When I was a kid, I never had dreams of what I wanted to be when I grew up. I somehow think I lack a bit in the imagination realm. I love to read fiction and fantasy, so I guess I live vicariously through other people's imaginations. In any case, this means that I never really dreamt of being an astronaut or a princess or a doctor or anything. So if you have no real dreams, how do you choose to become ... whatever you become as an adult?
When I was in college, I started out as an "international business" major. What IS that? I didn't know then and I still don't now. I think I liked the "international" in the name. In any case, I majorly messed up my statistics class and hated taking economics, so I dumped that major when I changed universities. (For the record, I started at the University of San Francisco and ended up at California State University, Northridge. Going to a state school is waaay cheaper than a private Catholic university.)
At CSUN, I started in as a math major. Yeah, I'm pretty good at math, like algebra and trigonometry. What I totally suck in is geometry. So the hardest class I took in college was Calculus, which is half algebra and half geometry. Pretentious students in my class would pipe up with the correct answers and when the teacher would ask how they got the answer, they'd say things like "well, that's obviously an isosceles triangle" (sounding in my memory like Thurston Howell III). Blech. Definitely not where my "skillz" were at. Thus a change in majors to Computer Science.
Now back in those days (we're talking the days just at the end of the punch card era and starting the [gasp!] dot matrix era) Comp Sci was mostly a male dominion. So I had lots of guy friends who could help me with my homework, because honestly? I'm not a programmer at heart. I could never see the illogical things I was writing when I wrote wee little programs. (I do realize now, though, that since I've been working with computers since the early '80s, I'm a damn good computer USER.) Comp Sci as a major lasted about ... two years, I think. Then I realized that I'm just not good enough to get a degree in this field. Too stressful trying to write programs.
What to do, what to do? ("Put some mustard in your shoe, drive a nail through your foot, fill your stocking full of soot" ... sorry, I digress. That was a little thing my sister taught me when I was a kid. OOOH! I just Googled this and it's a poem by Shel Silverstein!! I rock!) I looked at all the classes I was taking (many were general ed classes) and I discovered that I was pretty darn good at German. Now I took German because it's similar to Dutch (a language I grew up speaking) and I figured "easy A!". It kind of was, so I kept taking the classes. Finally, I just claimed German as my major and after 6 years in college (which included a summer stint working in the German-speaking part of Switzerland and a year of "study abroad" in Germany), I finally got my BA in German.

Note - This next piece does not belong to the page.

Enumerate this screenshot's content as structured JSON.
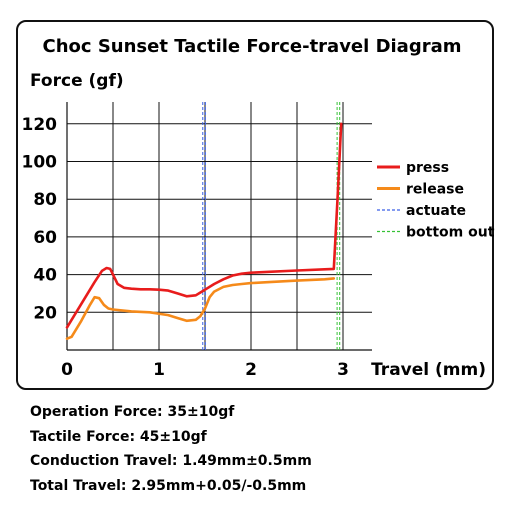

Uh ... now what? I briefly toyed with the idea of being a university professor, teaching German to willing little students. HA! I taught a "German for travelers" type of class for a place called the Learning Tree (one of those 8-week, adult interest classes) and I loathed it. One of my students even told me (via the end-of-class survey) that they wished they'd learned something. Nice. Thus, teaching was not for me.
The big question for me, and I guess a zillion other people in the world, is what do you after college? I mean, I had a degree that wasn't good for a lot of things, so how do I earn a living? In my case, you start out by signing up with a temp agency. I then got a receptionist job at a company, which lead to an executive secretary position with a printing company. I got this last job because I spoke German ... hot damn! I actually could put my college degree to a bit of use. The printing company was owned by a German conglomerate, and the president was a German who wrote lots o' letters "auf deutsch". This was actually a good move for me, as I was able to move out of being a secretary into a customer service position.

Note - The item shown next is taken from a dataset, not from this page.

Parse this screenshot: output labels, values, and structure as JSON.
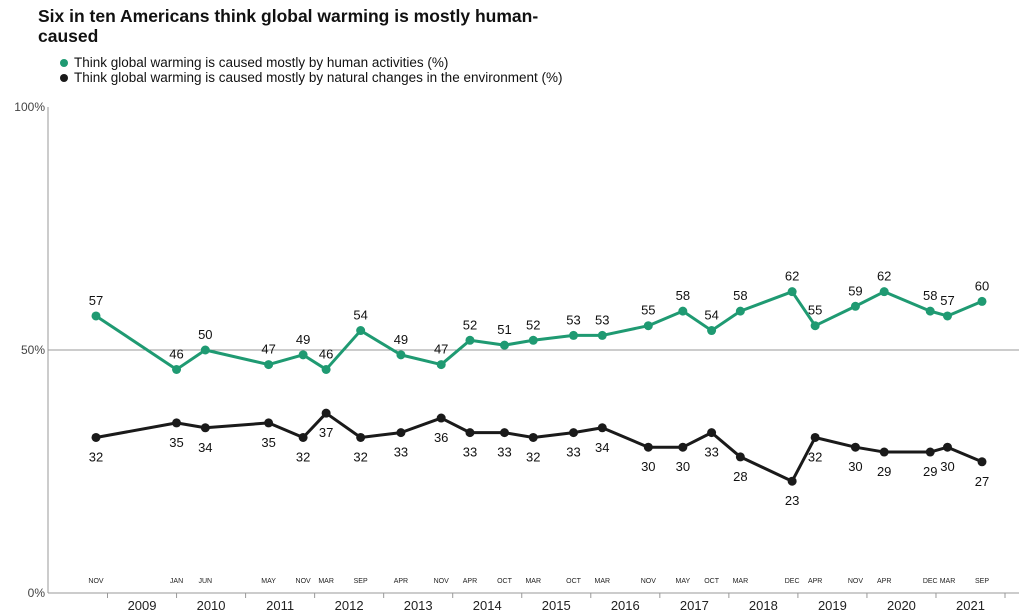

Over the years, customer service morphed into what people today call "project management" or "program management". Now I'm a program manager. Basically, I'm a super-duper anal retentoid who can organize the shit out of just about anything, and good program managers do exactly that. I admit that I'm very, very good at my job and people really like how I manage my work. I don't necessarily get along with everyone, but I know my stuff.
Organizing apparently comes naturally to me, because I organize all sorts of things at home, too. I pay our bills on a regular schedule, I keep receipts and shit like that, even the spices in my pantry are in alphabetical order. Sometimes being anal retentive is a curse, too. It means that I organize all our vacations, so it's never really a true "rest" for me, because I'm always wondering what the next thing is that I have to remember. I admit that kind of sucks, but at least I get to go on vacation. Lots of people end up staying at home when they take time off. Silver linings, people, silver linings.
I guess that education doesn't always prepare you for a particular job, at least it didn't for me. What it did prepare me for is routine work, understanding how I work (for example, I work better with a deadline than without ... still do so today!), knowing my strengths and weaknesses (like the fact that I work better early in the morning than any time in the afternoon) ... things that make sense to me now as I work at my "career".